Rimas sobre racismo, misoginia e miséria brotam em filme sobre slam de poesia

Co-dirigido por Roberta Estrela D’Alva, longa mostra a prática dos EUA às periferias do Brasil

por Andrea Ormond no Folha de São Paulo

Cena de “Slam- Voz de Levante”, de Roberta Estrela D’Alva e Tatiana Lohmann Cena de “Slam- Voz de Levante”, de Roberta Estrela D’Alva e Tatiana Lohmann – Divulgação

“Poetry slam” é a competição entre poetas que recitam os próprios versos em, no máximo, três minutos. Sem acompanhamento musical, no ritmo de stand-up. A plateia faz parte do evento: todo silêncio e todo grito cortam o ar –para felicidade ou desespero dos participantes.

A cada rodada, jurados levantam placas com notas, até que alguém sai vencedor. O esquema foi criado em Chicago, na década de 1980. Depois disso, abraçou o mundo.

Do jazzismo “beatnik” ao estilo hip hop. Do existencialismo à política. Das batalhas de menor duração (dez segundos) ao “slam do corpo” (voltado para deficientes auditivos). Cabe de tudo no caldeirão.

“Slam: Voz de Levante” apresenta o fenômeno para o público brasileiro. Em geral, analisa a “poetry slam” e a liberdade de expressão. Aborda a gênese norte-americana e os estilos adotados nas periferias do Brasil.

Não aprofunda o tema com outros insights. Por exemplo: a existência do ancestral Speaker’s Corner, em Londres; a oralidade dos cordéis nordestinos. Nada disso. A matriz é a dos Estados Unidos. Ponto.

Ao mesmo tempo, a câmera revela o êxtase de competidores que parecem encantados por temas duros, como racismo, misoginia, miséria.

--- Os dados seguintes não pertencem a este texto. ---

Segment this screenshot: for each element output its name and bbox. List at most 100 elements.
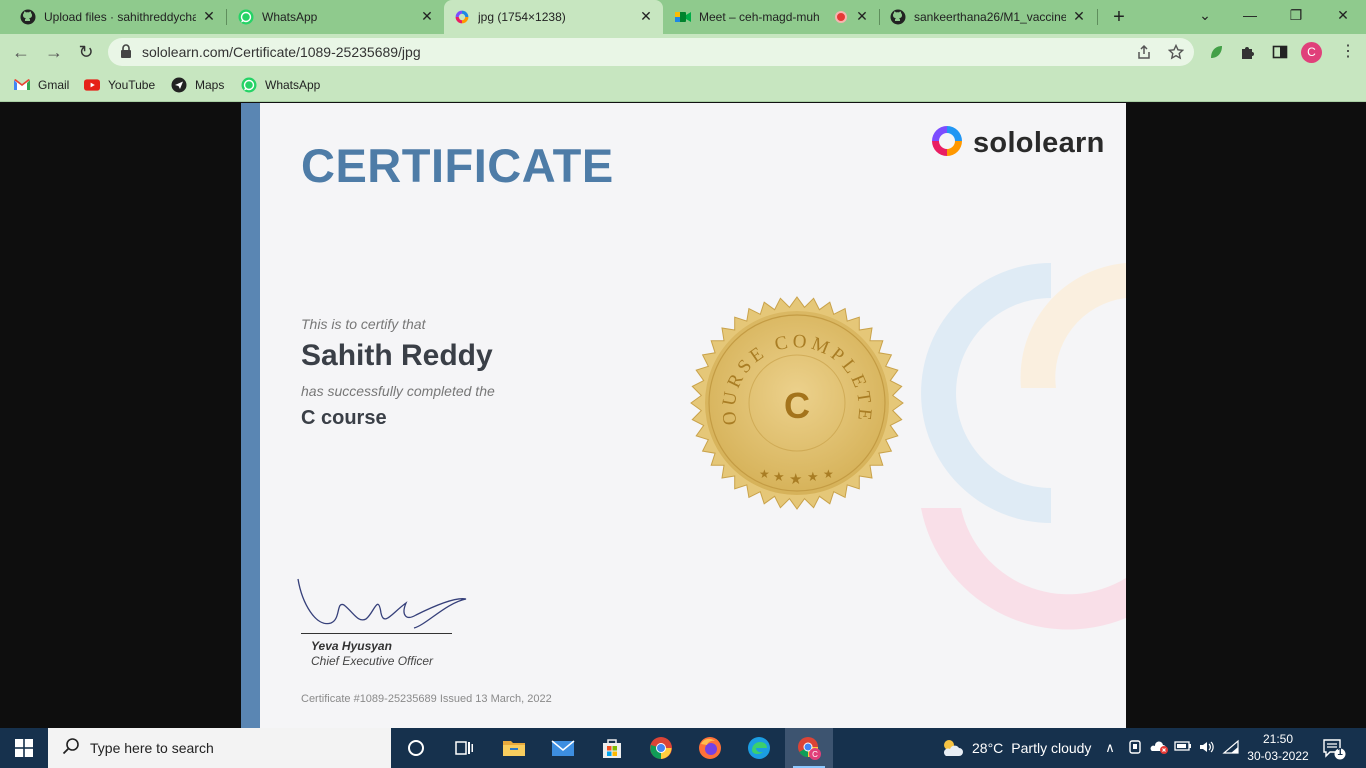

Há instantes de brilho nas apresentações. Muitas delas sem preparo formal, outras com um óbvio rigor técnico. Este é o caso de Roberta Estrela D’Alva, co-diretora e co-roteirista do filme, ao lado de Tatiana Lohmann.

Roberta abocanhou o terceiro lugar no campeonato mundial de 2011. Mas a credencial torna-se pequena, diante da eletricidade que entrega ao documentário.

Falando sobre si mesma, sobre o entorno, conduzindo entrevistas, deixando-se conduzir por elas. Roberta ajuda a livrar “Slam: Voz de Levante” da mesmice ou da autopiedade.

Em tempos de verdades absolutas, como soa bom ouvi-la sobre assuntos espinhosos. Um poeta não pode simplesmente falar de amor? É necessário seguir o tempo todo uma agenda política? Um candidato precisa vencer? E, afinal de contas, não é saboroso vencer?

Existem dúvidas em “Slam: Voz de Levante” e essa tensão dá a medida de nossa humana existência. O apartheid econômico do Brasil –tão mencionado nos versos– fica melhor explicado se entendermos que os jogos de poder também são internos.

Nem sempre o inferno são os outros. Embrulhar esse caos em poemas pode ser parte de uma boa reflexão.